Clinical risk factors to predict prognosis in wake-up stroke patients: A retrospective study.

Abstract

This study aimed to develop and validate a clinical risk model based on clinical factors to predict prognosis in patients with wake-up stroke (WUS) after multimodal magnetic resonance imaging combined with recombinant tissue plasminogen activator intravenous thrombolysis. The study enrolled 263 patients with WUS, who were divided into the training (n = 162) and validation cohorts (n = 101). In the training cohort, patients were stratified based on modified Rankin Scale (mRS) score at 90 days after thrombolysis, with mRS ≤ 2 indicating a good prognosis (n = 117), and mRS > 2 indicating a poor prognosis (n = 45). Multivariate regression analyses were employed to identify independent risk factors and develop clinical risk models.

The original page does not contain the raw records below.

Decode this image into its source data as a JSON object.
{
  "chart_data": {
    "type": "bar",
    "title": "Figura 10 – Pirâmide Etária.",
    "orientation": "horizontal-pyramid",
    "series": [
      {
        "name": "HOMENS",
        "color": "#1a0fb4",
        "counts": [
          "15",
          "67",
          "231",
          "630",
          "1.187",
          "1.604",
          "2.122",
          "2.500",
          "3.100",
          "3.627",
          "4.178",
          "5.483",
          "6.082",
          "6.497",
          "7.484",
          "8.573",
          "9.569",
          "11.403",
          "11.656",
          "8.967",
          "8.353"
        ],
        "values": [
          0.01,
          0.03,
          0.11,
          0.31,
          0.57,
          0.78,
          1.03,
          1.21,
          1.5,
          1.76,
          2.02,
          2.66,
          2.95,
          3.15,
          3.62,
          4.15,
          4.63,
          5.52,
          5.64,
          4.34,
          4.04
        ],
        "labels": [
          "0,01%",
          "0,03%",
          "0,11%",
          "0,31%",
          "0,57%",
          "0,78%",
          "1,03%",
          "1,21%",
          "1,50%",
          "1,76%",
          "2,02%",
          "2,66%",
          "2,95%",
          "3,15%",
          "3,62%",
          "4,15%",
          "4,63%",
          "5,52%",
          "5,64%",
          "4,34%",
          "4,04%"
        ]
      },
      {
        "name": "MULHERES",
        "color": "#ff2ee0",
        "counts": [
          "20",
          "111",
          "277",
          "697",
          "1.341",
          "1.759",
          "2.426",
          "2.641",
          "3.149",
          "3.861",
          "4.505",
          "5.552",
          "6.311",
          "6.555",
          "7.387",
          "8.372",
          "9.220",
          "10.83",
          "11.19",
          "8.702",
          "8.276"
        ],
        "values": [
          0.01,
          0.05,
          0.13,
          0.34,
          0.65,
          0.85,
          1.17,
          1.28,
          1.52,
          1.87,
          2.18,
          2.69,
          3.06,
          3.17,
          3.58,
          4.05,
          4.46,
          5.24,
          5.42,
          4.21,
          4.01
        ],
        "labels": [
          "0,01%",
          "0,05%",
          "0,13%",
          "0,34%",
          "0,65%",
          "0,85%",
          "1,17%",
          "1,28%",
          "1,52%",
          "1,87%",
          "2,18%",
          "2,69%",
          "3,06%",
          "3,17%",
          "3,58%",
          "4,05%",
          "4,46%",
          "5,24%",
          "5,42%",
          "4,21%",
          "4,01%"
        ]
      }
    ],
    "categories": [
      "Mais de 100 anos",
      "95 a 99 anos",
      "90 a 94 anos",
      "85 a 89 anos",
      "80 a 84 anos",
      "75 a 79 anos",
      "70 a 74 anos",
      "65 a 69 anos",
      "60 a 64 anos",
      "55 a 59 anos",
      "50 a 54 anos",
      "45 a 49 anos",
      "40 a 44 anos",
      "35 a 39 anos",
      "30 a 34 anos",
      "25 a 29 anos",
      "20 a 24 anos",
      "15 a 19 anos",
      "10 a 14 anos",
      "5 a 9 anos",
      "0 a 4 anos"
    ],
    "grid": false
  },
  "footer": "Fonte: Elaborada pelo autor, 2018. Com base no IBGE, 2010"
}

The performance and stability of the clinical risk model were evaluated using receiver operating characteristic analysis and Hosmer-Lemeshow test. The clinical risk nomogram was constructed based on this model, and evaluated using decision curve analyses. Patients with poor prognosis showed a higher proportion of hyperlipidemia and diabetes and showed a higher levels of National Institute of Health Stroke Scale (NIHSS) at admission, NIHSS at 24 hours, triglyceride, and total cholesterol. Diabetes (odds ratio [OR] = 3.823), hyperlipidemia (OR = 7.361), NIHSS at admission (OR = 5.399), NIHSS at 24 hours (OR = 2.869), triglyceride (OR = 13.790), and total cholesterol (OR = 9.719) were independent predictors of poor prognosis in patients with WUS. Hosmer-Lemeshow test showed that the clinical risk model had a good fit in the training (χ2 = 19.573, P = .726) and validation cohorts (χ2 = 19.573, P = .726). The clinical risk model had an area under the curve value of 0.929 (95% confidence interval, 0.886-0.978) in the training cohort and 0.948 (0.906-0.989) in the validation cohort. The decision curve analysis indicated clinical risk nomogram has application value. The clinical risk model can effectively predict WUS prognosis outcomes.